Reason #2 -- They can't get the packaging open
Remember how I mentioned that the killer drugs are basically just a big overdose of narcotics. My nurse tells me that in at least one configuration used in the past, the prescription was for ninety capsules, each one individually wrapped. Ninety! So you spend your last hours on earth peeling the backing off ninety little capsule windows? Assuming, of course, you can do it. Speaking from experience, when I was on my first set of infusions late in 2014 buttoning a shirt was asking a lot. I'm not sure I physically could have pulled the backing off ninety capsules -- at least not without spending a few days on the task. Apparently, others have had that same problem.
And by the way, ninety pills? Who wants to swallow ninety pills?
And by the way again, if one wishes to depart this mortal coil in some beautiful and exotic place, how on earth are you supposed to get ninety pills -- and high-powered narcotics no less -- through airport security?
Reason #3 -- They wait too long
This is the one that terrifies me. You've got your magic pills, you're all set to go, but today's a pretty good day so you decide to wait. And then tomorrow's pretty good, too, so you wait again. And you keep waiting, and keep waiting, though good is becoming less good, and then suddenly good is terrible, but you're no longer home with your magic pills. Instead you're in the hospital with a bunch of people trying to keep you alive. They can't, and they don't, but your time table is now their time table.
Reason #4 -- They change their mind
The loss of control never comes, or isn't as bad as expected. The pain proves tolerable. The cost of care is less than was feared. In short, whatever it was that drove the patient to ask for the escape hatch stops being an issue.
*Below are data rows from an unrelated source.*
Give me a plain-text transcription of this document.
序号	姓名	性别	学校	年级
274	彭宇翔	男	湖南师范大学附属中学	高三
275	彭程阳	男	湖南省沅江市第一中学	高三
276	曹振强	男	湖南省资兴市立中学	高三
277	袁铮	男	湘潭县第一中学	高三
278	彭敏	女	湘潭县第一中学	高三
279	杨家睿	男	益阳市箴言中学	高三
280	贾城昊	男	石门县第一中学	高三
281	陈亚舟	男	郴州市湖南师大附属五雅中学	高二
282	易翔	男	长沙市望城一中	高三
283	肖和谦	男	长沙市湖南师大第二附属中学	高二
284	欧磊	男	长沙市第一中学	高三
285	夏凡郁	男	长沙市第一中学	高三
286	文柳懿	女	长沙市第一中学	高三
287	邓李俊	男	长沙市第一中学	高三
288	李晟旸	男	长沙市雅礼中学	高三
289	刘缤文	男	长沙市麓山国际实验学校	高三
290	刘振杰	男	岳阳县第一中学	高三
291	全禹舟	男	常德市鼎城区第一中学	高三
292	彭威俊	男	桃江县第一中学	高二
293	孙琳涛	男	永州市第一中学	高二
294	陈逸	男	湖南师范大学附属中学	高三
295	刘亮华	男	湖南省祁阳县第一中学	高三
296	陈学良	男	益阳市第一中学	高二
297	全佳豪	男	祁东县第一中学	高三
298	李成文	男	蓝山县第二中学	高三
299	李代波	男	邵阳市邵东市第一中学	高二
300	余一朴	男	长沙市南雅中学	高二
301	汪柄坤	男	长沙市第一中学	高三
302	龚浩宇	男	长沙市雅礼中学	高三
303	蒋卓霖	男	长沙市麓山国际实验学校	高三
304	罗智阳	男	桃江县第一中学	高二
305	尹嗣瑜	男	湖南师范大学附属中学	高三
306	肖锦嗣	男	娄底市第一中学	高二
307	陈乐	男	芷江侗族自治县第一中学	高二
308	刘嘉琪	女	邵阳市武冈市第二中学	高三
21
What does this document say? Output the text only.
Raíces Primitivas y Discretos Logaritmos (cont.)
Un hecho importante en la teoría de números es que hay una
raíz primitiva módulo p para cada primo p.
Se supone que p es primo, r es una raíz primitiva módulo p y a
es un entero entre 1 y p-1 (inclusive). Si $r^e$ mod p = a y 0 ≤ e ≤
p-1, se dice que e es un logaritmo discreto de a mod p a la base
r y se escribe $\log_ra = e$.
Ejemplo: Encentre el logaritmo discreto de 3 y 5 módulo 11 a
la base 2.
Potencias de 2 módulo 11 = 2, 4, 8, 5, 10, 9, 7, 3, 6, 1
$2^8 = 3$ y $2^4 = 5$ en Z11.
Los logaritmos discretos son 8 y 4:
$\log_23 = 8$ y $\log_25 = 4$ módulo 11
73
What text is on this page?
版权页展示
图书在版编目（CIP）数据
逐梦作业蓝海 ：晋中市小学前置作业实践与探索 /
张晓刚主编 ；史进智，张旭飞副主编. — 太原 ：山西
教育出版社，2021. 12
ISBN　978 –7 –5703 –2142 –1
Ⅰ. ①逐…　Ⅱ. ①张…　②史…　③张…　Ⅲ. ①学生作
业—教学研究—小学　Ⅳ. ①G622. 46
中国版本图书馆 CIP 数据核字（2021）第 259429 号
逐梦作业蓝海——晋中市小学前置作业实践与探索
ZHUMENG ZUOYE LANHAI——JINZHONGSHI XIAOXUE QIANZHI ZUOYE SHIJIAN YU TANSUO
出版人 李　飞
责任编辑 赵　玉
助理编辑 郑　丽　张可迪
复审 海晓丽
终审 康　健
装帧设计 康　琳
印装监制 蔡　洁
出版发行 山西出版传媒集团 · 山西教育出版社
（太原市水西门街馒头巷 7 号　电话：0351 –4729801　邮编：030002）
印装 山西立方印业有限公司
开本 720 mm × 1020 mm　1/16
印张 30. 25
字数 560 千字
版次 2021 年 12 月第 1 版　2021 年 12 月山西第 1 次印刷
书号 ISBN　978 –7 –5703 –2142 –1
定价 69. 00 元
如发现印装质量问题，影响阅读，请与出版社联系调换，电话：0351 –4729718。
One last bit of humor. So, the death with dignity law includes a section that recommends that the patient have someone present when they decide to depart. I asked my nurse if she knew the logic behind it. She had two answers. First, so that there's someone there to deal with the body. Fair enough. Second, and this is what I found funny, "in case something goes wrong so they can call someone." In case something goes wrong? Like what? Like not having taken enough drug. Come again? How would this observer know you hadn't taken enough drug? Do they get a checklist or something? And who do they call? It's not like you can call 911 and say, "I've got a patient opting for death with dignity, but they didn't take enough drug. Could you come out and give them some more?" I mean, if something goes wrong it seems like you'd have way bigger problems than any observer could solve -- at least an unarmed observer. But having I think inadvertently dug this hole, the nurse dug her way out by explaining that she'd never heard of a case where the drugs didn't have the desired effect.
And so ended my very weird conversation.